Author Bill Kauffman was recently invited to Emory University in Atlanta by a fledgling student group known as the Young Americans for Liberty. The group had organized an event on the theme of "the importance of traditional American values in the 21st century."
Kauffman, it turned out, fit that bill quite well.
From an article in the Emory Wheel:
“I always felt an intense homesickness no matter where I was,” Kauffman said. “I knew that where I was from mattered.”
Kauffman said that those who are immobile and choose to remain in a specific region are overlooked in modern society.
“Love’s truest, greatest expression as I’ve come to believe is immobility,” he said.
Kauffman gives vent to the rootlessness of American politicians, such as President-elect Barack Obama and Sen. John McCain, and he speaks of the divide between "televised America" and the rest of us. But all is not lost, he says.
Despite the problems that have arisen due to the lack of connection between Americans and their hometowns, Kauffman said he believes the situation can be fixed.

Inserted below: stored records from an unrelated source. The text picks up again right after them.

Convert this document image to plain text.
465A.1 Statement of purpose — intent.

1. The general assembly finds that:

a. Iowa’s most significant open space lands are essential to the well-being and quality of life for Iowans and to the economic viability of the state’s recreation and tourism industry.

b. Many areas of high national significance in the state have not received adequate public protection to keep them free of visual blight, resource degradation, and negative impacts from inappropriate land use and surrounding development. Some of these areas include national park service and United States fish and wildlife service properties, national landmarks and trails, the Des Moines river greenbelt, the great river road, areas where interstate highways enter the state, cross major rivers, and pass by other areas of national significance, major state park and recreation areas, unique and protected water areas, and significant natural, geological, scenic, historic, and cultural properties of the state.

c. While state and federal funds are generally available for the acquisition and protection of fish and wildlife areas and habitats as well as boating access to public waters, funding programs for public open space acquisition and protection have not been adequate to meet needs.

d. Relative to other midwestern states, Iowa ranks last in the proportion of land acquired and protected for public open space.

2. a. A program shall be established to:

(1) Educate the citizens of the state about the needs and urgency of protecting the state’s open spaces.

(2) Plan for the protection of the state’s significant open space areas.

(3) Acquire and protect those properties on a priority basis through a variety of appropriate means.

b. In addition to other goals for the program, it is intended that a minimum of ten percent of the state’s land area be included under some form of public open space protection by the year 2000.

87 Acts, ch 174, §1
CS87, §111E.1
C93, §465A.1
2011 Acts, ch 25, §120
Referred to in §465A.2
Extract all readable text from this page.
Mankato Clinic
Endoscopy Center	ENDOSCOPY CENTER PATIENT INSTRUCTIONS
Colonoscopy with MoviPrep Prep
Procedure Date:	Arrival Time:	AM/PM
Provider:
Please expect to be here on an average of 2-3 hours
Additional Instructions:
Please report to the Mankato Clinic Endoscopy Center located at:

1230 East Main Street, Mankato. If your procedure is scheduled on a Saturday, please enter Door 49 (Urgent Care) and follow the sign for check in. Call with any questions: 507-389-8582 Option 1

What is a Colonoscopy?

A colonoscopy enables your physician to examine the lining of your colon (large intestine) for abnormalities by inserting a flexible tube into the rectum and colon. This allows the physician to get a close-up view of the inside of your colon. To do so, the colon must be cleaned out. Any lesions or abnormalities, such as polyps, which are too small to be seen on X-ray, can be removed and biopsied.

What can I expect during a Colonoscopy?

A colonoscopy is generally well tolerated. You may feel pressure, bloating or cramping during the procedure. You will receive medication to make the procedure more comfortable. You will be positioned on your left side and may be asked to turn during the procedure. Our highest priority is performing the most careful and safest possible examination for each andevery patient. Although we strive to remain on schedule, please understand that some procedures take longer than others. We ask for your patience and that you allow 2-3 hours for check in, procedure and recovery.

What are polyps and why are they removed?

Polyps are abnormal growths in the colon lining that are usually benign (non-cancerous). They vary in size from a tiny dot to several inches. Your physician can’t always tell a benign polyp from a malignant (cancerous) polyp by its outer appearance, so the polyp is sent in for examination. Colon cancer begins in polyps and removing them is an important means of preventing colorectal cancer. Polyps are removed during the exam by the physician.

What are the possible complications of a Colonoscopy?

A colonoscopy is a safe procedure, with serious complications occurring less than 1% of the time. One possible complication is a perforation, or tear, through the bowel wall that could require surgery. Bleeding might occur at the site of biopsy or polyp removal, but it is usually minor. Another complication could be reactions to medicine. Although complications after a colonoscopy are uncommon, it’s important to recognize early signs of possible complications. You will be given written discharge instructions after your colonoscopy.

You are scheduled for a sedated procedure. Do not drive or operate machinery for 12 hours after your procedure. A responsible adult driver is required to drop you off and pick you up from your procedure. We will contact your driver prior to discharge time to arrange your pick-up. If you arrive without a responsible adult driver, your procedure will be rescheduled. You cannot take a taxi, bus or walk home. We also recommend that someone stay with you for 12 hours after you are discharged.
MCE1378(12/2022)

“Our country is lost, adrift, but there are sign posts pointing us home,” he said. “We have to rediscover the places in which we live. It is our task to find the sacred in the everyday.”

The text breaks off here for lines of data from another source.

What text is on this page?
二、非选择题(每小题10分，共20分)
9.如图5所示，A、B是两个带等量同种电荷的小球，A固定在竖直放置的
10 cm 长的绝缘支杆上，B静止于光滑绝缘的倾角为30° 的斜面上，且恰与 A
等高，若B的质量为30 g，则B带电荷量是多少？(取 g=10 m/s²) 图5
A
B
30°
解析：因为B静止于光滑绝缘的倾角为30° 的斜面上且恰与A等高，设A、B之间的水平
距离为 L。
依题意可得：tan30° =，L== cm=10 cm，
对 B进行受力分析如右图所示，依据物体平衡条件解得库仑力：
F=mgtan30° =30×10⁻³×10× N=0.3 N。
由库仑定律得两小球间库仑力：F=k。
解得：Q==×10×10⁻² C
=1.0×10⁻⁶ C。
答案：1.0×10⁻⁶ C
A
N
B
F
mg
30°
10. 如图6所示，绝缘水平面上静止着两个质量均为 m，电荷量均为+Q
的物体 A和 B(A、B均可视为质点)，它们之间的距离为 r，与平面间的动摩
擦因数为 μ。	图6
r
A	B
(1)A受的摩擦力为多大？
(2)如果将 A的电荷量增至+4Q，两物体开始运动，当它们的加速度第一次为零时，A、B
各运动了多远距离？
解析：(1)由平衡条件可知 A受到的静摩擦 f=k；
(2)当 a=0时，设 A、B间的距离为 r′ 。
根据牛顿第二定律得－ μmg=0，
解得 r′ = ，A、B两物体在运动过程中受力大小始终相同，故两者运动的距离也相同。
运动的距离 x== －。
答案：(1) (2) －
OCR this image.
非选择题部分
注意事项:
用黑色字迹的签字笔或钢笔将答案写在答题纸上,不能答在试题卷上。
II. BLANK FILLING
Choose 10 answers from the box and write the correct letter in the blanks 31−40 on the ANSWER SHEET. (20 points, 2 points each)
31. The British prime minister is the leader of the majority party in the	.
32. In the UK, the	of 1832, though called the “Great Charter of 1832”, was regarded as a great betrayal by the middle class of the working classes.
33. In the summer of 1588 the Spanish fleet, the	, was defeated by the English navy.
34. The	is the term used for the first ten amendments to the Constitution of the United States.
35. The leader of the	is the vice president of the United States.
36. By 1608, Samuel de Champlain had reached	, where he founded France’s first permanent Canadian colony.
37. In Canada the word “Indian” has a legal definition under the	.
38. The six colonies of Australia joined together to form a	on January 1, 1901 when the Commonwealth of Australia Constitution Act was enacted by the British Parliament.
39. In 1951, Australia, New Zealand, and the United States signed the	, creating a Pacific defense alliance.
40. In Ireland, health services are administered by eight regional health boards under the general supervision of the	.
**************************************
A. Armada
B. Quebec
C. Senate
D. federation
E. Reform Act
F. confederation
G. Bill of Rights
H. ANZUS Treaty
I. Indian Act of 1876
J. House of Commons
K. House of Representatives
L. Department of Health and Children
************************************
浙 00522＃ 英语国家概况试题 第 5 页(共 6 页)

There's an especially poignant bell struck here... for me, at least. With little seeming compunction, Kauffman digs trenches—between the nomadic and the sedentary, "the televised" and "the rest of us" (which latter are also equated with the sedentary), and the various subdivisions of the rooted and the rootless—and he takes sides. At least since Cain and Abel, and especially during the Exodus, the nomadic and the sedentary have been set at odds with one another. Be it divine or secular, judgment pronounced on the nomad is often fueled by the prejudice and derision of the sedentary—witness the gypsies of Europe. A person or people are exiled as a means of protecting the homeland, as a preservation of the sanctity of the species, as it were. Yet the nomad is no such simple fiend. The Wandering Jew is both cast out and yet forever among us: at home in his homelessness. Nomadism, itself, is both a curse and the mark of blessedness in the Old Testament.
It's fascinating to hear Kauffman take up this ancient dialectic, which for sure is a prominent theme in his writings, if I'm allowed to comment on the little that I have so far read. Yet, it's also unsettling that the author is so decisive on adopting the directives of one to the exclusion of the other. I'm all for the shades of grey, myself. I see the extremes and opposites more as determiners of one another than exclusive entities. If I were to adopt Kauffman's language, I would have to call myself "rooted-rootless"—home is a plural: I have the one made by my family, several made by friends, even a few I notched out myself on the headboard of my own lonesome living in distant geographies...
But back to what's poignant here... despite Kauffman's own trench-digging, he is an incurable champion of the particular. Listen to what he says: "It is our task to find the sacred in the everyday." While I shy away from the language of the sacrosanct, I follow the same sort of maxim. It's why I call myself "a voracious pursuer of the idiosyncratic," which amounts to the same thing: a belief that the individual things, if they can be found—like so much else in this world of ours, they, too, have become rare and endangered—will speak the most to us about ourselves and the general things we only purport to understand.
So... really, all this to ask: Where do you fall? Are you an inveterate caster of deep and permanent roots? Are you a nomad? Do you feel like me: a "rooted-rootless" believer in the pluralism of home? Do you distrust one side or the other? What of the everyday? Is it sacred or does it just get in the way?